Метки
Описание
Сверхъестественное можно запретить, но не искоренить. За магические способности можно преследовать и наказывать, даже убивать, но нечисть так просто не уничтожишь.
Примечания
Каждая глава – это отдельный лоскут одеяла. На момент создания шапки работы таких лоскутов всего пять, но их почти наверняка станет больше, поэтому текст будет оставаться впроцессником, пока я не пойму, что окончательно потеряла интерес.
Гешка
12 августа 2023, 11:31
— Полюбуйтесь.
На мой стол шмякается птица.
— Это что? — спрашиваю я, хотя сам прекрасно вижу.
— А вы у своего любимчика спросите.
Клара Геннадьевна поджимает губы. После исчезновения Лжедмитрия характер у неё совсем испортился, она бы с радостью порола направо и налево, но всё будто нарочно против: обострившийся артрит, новые правила детдома, красующееся в её личном деле новенькое предупреждение. Поэтому кусать она не может, только гавкает.
Я даже не пытаюсь опровергнуть утверждение про любимчика, киваю:
— Спрошу, спасибо. Ещё что-то?
Клара Геннадьевна понимает, что её вежливо выставляют, и гневно фыркает:
— Надеюсь, разберётесь. Воспитали живодёра, а у нас ведь ещё куры!
Она выходит, негодующе стуча каблуками, и хлопает дверью. Надеюсь, артрит не одобрит таких резких движений.
Бледный несчастный Гешка стоит у моего стола и яростно растирает шрам на щеке.
— Ну, рассказывай, — говорю я.
— Что рассказывать? — бормочет он.
Я указываю подбородком на птицу:
— Мёртвую нашел?
Гешка испуганно мотает головой:
— Нет, Евгений Петрович, это я её…
Я пытаюсь это представить, но не могу. Зачем бы Гешка?..
— Случайно? — наконец догадываюсь я.
Он пожимает плечами, и я повторяю:
— Рассказывай.
— Ну, вижу, птица, и я её… вот.
Гешка шмыгает носом и шагает к дивану, пытаясь дрожащими пальцами расстегнуть штаны.
— Стоять!
Он послушно застывает, так и держась за пуговицу.
Я поднимаюсь, беру птицу в руки. Она очень лёгкая и мягкая, зеленовато-жёлтая. Лапки скрючены, правый глаз закрыт, левый — немигающая черная бусина. Голова безвольно мотается.
Гешка беззвучно рыдает.
— Пошли, — говорю, — похороним.
Гешка послушно подставляет ладони лодочкой, и я передаю ему птичий трупик. Смотрю, как большой палец левой руки легонько гладит пёрышки. Более мальчишеский палец сложно представить: траурная кайма у обкусанного ногтя, заусенцы, расчёсанная бородавка, тонкие красные царапины.

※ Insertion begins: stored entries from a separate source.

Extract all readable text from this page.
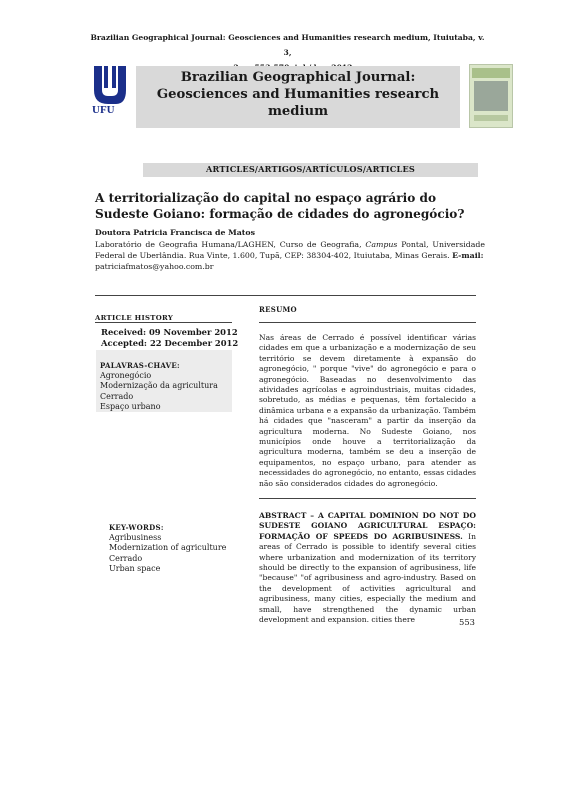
Brazilian Geographical Journal: Geosciences and Humanities research medium, Ituiutaba, v. 3,
UFU
Brazilian Geographical Journal:
Geosciences and Humanities research
medium
ARTICLES/ARTIGOS/ARTÍCULOS/ARTICLES
A territorialização do capital no espaço agrário do Sudeste Goiano: formação de cidades do agronegócio?
Doutora Patricia Francisca de Matos
Laboratório de Geografia Humana/LAGHEN, Curso de Geografia, Campus Pontal, Universidade Federal de Uberlândia. Rua Vinte, 1.600, Tupã, CEP: 38304-402, Ituiutaba, Minas Gerais. E-mail:
patriciafmatos@yahoo.com.br
ARTICLE HISTORY
Received: 09 November 2012
Accepted: 22 December 2012
PALAVRAS-CHAVE:
Agronegócio
Modernização da agricultura
Cerrado
Espaço urbano
RESUMO
Nas áreas de Cerrado é possível identificar várias cidades em que a urbanização e a modernização de seu território se devem diretamente à expansão do agronegócio, " porque "vive" do agronegócio e para o agronegócio. Baseadas no desenvolvimento das atividades agrícolas e agroindustriais, muitas cidades, sobretudo, as médias e pequenas, têm fortalecido a dinâmica urbana e a expansão da urbanização. Também há cidades que "nasceram" a partir da inserção da agricultura moderna. No Sudeste Goiano, nos municípios onde houve a territorialização da agricultura moderna, também se deu a inserção de equipamentos, no espaço urbano, para atender as necessidades do agronegócio, no entanto, essas cidades não são considerados cidades do agronegócio.
KEY-WORDS:
Agribusiness
Modernization of agriculture
Cerrado
Urban space
ABSTRACT – A CAPITAL DOMINION DO NOT DO SUDESTE GOIANO AGRICULTURAL ESPAÇO: FORMAÇÃO OF SPEEDS DO AGRIBUSINESS. In areas of Cerrado is possible to identify several cities where urbanization and modernization of its territory should be directly to the expansion of agribusiness, life "because" "of agribusiness and agro-industry. Based on the development of activities agricultural and agribusiness, many cities, especially the medium and small, have strengthened the dynamic urban development and expansion. cities there	553
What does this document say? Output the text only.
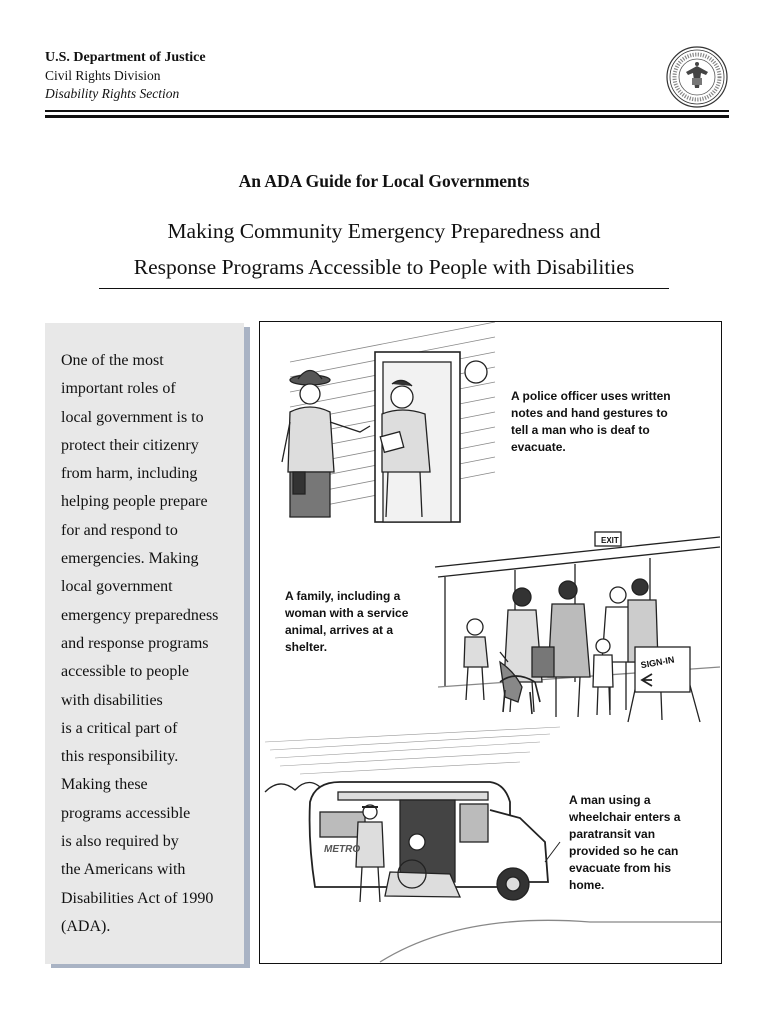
U.S. Department of Justice
Civil Rights Division
Disability Rights Section
An ADA Guide for Local Governments
Making Community Emergency Preparedness and
Response Programs Accessible to People with Disabilities

One of the most
important roles of
local government is to
protect their citizenry
from harm, including
helping people prepare
for and respond to
emergencies. Making
local government
emergency preparedness
and response programs
accessible to people
with disabilities
is a critical part of
this responsibility.
Making these
programs accessible
is also required by
the Americans with
Disabilities Act of 1990
(ADA).

EXIT
SIGN-IN
METRO
A police officer uses written
notes and hand gestures to
tell a man who is deaf to
evacuate.
A family, including a
woman with a service
animal, arrives at a
shelter.
A man using a
wheelchair enters a
paratransit van
provided so he can
evacuate from his
home.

Мы несём птицу в самый дальний угол двора. Гешка кладёт её на перепревшую прошлогоднюю листву, шепчет:
— Спи с миром.
Он оглядывается, зачерпывает пригоршню жирной чёрной земли с соседней клумбы, начинает присыпать трупик, но вдруг передумывает, разгребает насыпанное, извлекает птицу и шепчет:
— Вдруг ты всё-таки живая…
Птица смотрит неподвижным левым глазом, как Гешка накрывает её большим листом.
Может, действительно случайно убил? Но как?
— Евгений Петрович, как думаете, чья она?
— Чья? — растерянно переспрашиваю я.
— Ну, канарейка. Они же все чьи-то…
Гешка снова трогает шрам, и на щеке остаются земляные разводы. Я стираю их носовым платком.
— Это чиж, Гешка. Он был свой собственный.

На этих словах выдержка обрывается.